Why sequential RFQs leave savings on the table

Round-robin email negotiations were built for a different era. Here's the structural reason they under-deliver — and what replaces them.

Most procurement teams still run negotiations the way they were run in 1995: send the RFQ on Monday, collect quotes by Friday, pick a target, then go back to the top two for a ‘best and final.’ Maybe a third round if budget is tight.

The format is comfortable. It’s also structurally unable to deliver the savings buyers think they’re getting.

Why sequential negotiation under-delivers

Three problems compound:

  1. Suppliers can’t see where they stand.
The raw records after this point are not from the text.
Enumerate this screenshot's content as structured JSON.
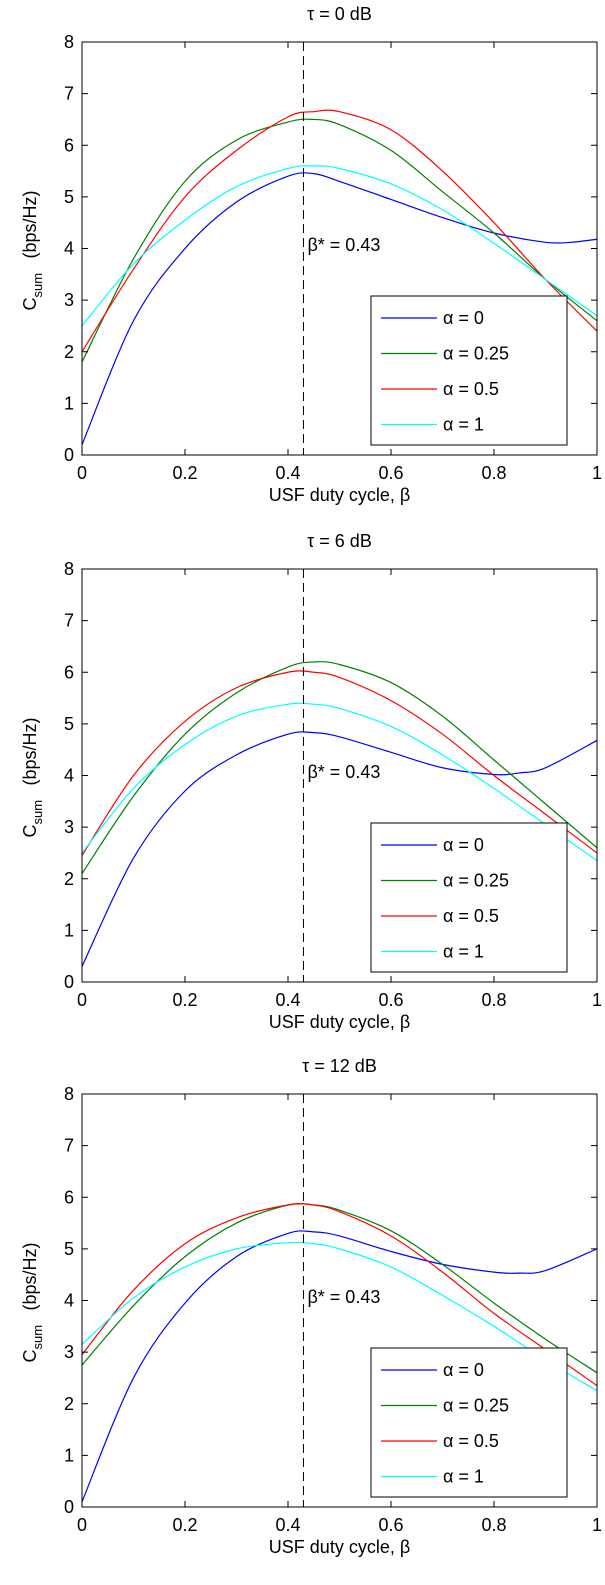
{
  "chart_data": [
    {
      "type": "line",
      "title": "τ = 0 dB",
      "xlabel": "USF duty cycle, β",
      "ylabel_main": "C",
      "ylabel_sub": "sum",
      "ylabel_unit": "(bps/Hz)",
      "xlim": [
        0,
        1
      ],
      "ylim": [
        0,
        8
      ],
      "xticks": [
        "0",
        "0.2",
        "0.4",
        "0.6",
        "0.8",
        "1"
      ],
      "yticks": [
        "0",
        "1",
        "2",
        "3",
        "4",
        "5",
        "6",
        "7",
        "8"
      ],
      "grid": false,
      "legend_position": "bottom-right",
      "annotation": "β* = 0.43",
      "vline_x": 0.43,
      "series": [
        {
          "name": "α = 0",
          "color": "#0000ff",
          "x": [
            0,
            0.1,
            0.2,
            0.3,
            0.4,
            0.45,
            0.5,
            0.6,
            0.7,
            0.8,
            0.9,
            0.95,
            1
          ],
          "y": [
            0.2,
            2.6,
            4.0,
            4.9,
            5.4,
            5.45,
            5.3,
            4.95,
            4.6,
            4.3,
            4.12,
            4.12,
            4.18
          ]
        },
        {
          "name": "α = 0.25",
          "color": "#008000",
          "x": [
            0,
            0.1,
            0.2,
            0.3,
            0.4,
            0.45,
            0.5,
            0.6,
            0.7,
            0.8,
            0.9,
            1
          ],
          "y": [
            1.8,
            3.8,
            5.3,
            6.1,
            6.45,
            6.5,
            6.4,
            5.9,
            5.1,
            4.3,
            3.4,
            2.6
          ]
        },
        {
          "name": "α = 0.5",
          "color": "#ff0000",
          "x": [
            0,
            0.1,
            0.2,
            0.3,
            0.4,
            0.45,
            0.5,
            0.6,
            0.7,
            0.8,
            0.9,
            1
          ],
          "y": [
            2.0,
            3.6,
            5.0,
            5.9,
            6.55,
            6.65,
            6.65,
            6.3,
            5.5,
            4.5,
            3.4,
            2.4
          ]
        },
        {
          "name": "α = 1",
          "color": "#00ffff",
          "x": [
            0,
            0.1,
            0.2,
            0.3,
            0.4,
            0.45,
            0.5,
            0.6,
            0.7,
            0.8,
            0.9,
            1
          ],
          "y": [
            2.5,
            3.7,
            4.55,
            5.2,
            5.55,
            5.6,
            5.55,
            5.25,
            4.75,
            4.1,
            3.4,
            2.7
          ]
        }
      ]
    },
    {
      "type": "line",
      "title": "τ = 6 dB",
      "xlabel": "USF duty cycle, β",
      "ylabel_main": "C",
      "ylabel_sub": "sum",
      "ylabel_unit": "(bps/Hz)",
      "xlim": [
        0,
        1
      ],
      "ylim": [
        0,
        8
      ],
      "xticks": [
        "0",
        "0.2",
        "0.4",
        "0.6",
        "0.8",
        "1"
      ],
      "yticks": [
        "0",
        "1",
        "2",
        "3",
        "4",
        "5",
        "6",
        "7",
        "8"
      ],
      "grid": false,
      "legend_position": "bottom-right",
      "annotation": "β* = 0.43",
      "vline_x": 0.43,
      "series": [
        {
          "name": "α = 0",
          "color": "#0000ff",
          "x": [
            0,
            0.1,
            0.2,
            0.3,
            0.4,
            0.45,
            0.5,
            0.6,
            0.7,
            0.8,
            0.85,
            0.9,
            1
          ],
          "y": [
            0.3,
            2.4,
            3.7,
            4.4,
            4.8,
            4.83,
            4.75,
            4.45,
            4.15,
            4.02,
            4.05,
            4.15,
            4.68
          ]
        },
        {
          "name": "α = 0.25",
          "color": "#008000",
          "x": [
            0,
            0.1,
            0.2,
            0.3,
            0.4,
            0.45,
            0.5,
            0.6,
            0.7,
            0.8,
            0.9,
            1
          ],
          "y": [
            2.1,
            3.6,
            4.8,
            5.6,
            6.1,
            6.2,
            6.15,
            5.8,
            5.15,
            4.3,
            3.45,
            2.6
          ]
        },
        {
          "name": "α = 0.5",
          "color": "#ff0000",
          "x": [
            0,
            0.1,
            0.2,
            0.3,
            0.4,
            0.45,
            0.5,
            0.6,
            0.7,
            0.8,
            0.9,
            1
          ],
          "y": [
            2.45,
            4.0,
            5.05,
            5.7,
            6.0,
            6.0,
            5.9,
            5.45,
            4.8,
            4.0,
            3.25,
            2.5
          ]
        },
        {
          "name": "α = 1",
          "color": "#00ffff",
          "x": [
            0,
            0.1,
            0.2,
            0.3,
            0.4,
            0.45,
            0.5,
            0.6,
            0.7,
            0.8,
            0.9,
            1
          ],
          "y": [
            2.5,
            3.75,
            4.6,
            5.15,
            5.38,
            5.38,
            5.3,
            4.95,
            4.4,
            3.75,
            3.05,
            2.35
          ]
        }
      ]
    },
    {
      "type": "line",
      "title": "τ = 12 dB",
      "xlabel": "USF duty cycle, β",
      "ylabel_main": "C",
      "ylabel_sub": "sum",
      "ylabel_unit": "(bps/Hz)",
      "xlim": [
        0,
        1
      ],
      "ylim": [
        0,
        8
      ],
      "xticks": [
        "0",
        "0.2",
        "0.4",
        "0.6",
        "0.8",
        "1"
      ],
      "yticks": [
        "0",
        "1",
        "2",
        "3",
        "4",
        "5",
        "6",
        "7",
        "8"
      ],
      "grid": false,
      "legend_position": "bottom-right",
      "annotation": "β* = 0.43",
      "vline_x": 0.43,
      "series": [
        {
          "name": "α = 0",
          "color": "#0000ff",
          "x": [
            0,
            0.1,
            0.2,
            0.3,
            0.4,
            0.45,
            0.5,
            0.6,
            0.7,
            0.8,
            0.85,
            0.9,
            1
          ],
          "y": [
            0.1,
            2.5,
            3.95,
            4.85,
            5.3,
            5.33,
            5.25,
            4.95,
            4.7,
            4.55,
            4.53,
            4.58,
            5.0
          ]
        },
        {
          "name": "α = 0.25",
          "color": "#008000",
          "x": [
            0,
            0.1,
            0.2,
            0.3,
            0.4,
            0.45,
            0.5,
            0.6,
            0.7,
            0.8,
            0.9,
            1
          ],
          "y": [
            2.75,
            3.9,
            4.85,
            5.5,
            5.85,
            5.85,
            5.75,
            5.35,
            4.7,
            3.95,
            3.25,
            2.6
          ]
        },
        {
          "name": "α = 0.5",
          "color": "#ff0000",
          "x": [
            0,
            0.1,
            0.2,
            0.3,
            0.4,
            0.45,
            0.5,
            0.6,
            0.7,
            0.8,
            0.9,
            1
          ],
          "y": [
            2.95,
            4.2,
            5.1,
            5.6,
            5.85,
            5.85,
            5.72,
            5.25,
            4.55,
            3.75,
            3.05,
            2.35
          ]
        },
        {
          "name": "α = 1",
          "color": "#00ffff",
          "x": [
            0,
            0.1,
            0.2,
            0.3,
            0.4,
            0.45,
            0.5,
            0.6,
            0.7,
            0.8,
            0.9,
            1
          ],
          "y": [
            3.15,
            4.05,
            4.65,
            5.0,
            5.12,
            5.1,
            5.0,
            4.65,
            4.1,
            3.5,
            2.85,
            2.25
          ]
        }
      ]
    }
  ]
}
Without ranking visibility, a supplier whose first offer is 4% off the lead has no reason to think a meaningful improvement matters. They sharpen the pencil by 1% and hope.
  2. Time arbitrage favors the supplier. A two-week negotiation gives the supplier two weeks to defend the original number. Synchronized events compress that defense window to minutes.
  3. The buyer’s anchor is the last quote. Without external benchmarks or live competition, the second-round target is set by the first-round price — which the supplier already proved they’re willing to live with.

What synchronized negotiation changes

A live multi-criteria event flips all three. Suppliers see their rank. The window is 60–120 minutes, not two weeks. And the comparison is against five other current offers, not against a number the supplier set last Tuesday.

The savings don’t come from the auction format itself. They come from removing the structural defenses suppliers rely on in sequential processes.

What buyers report, consistently: 6–12% on direct categories that had been ‘fully optimized’ under sequential RFQs. Same suppliers. Same scope. Different format.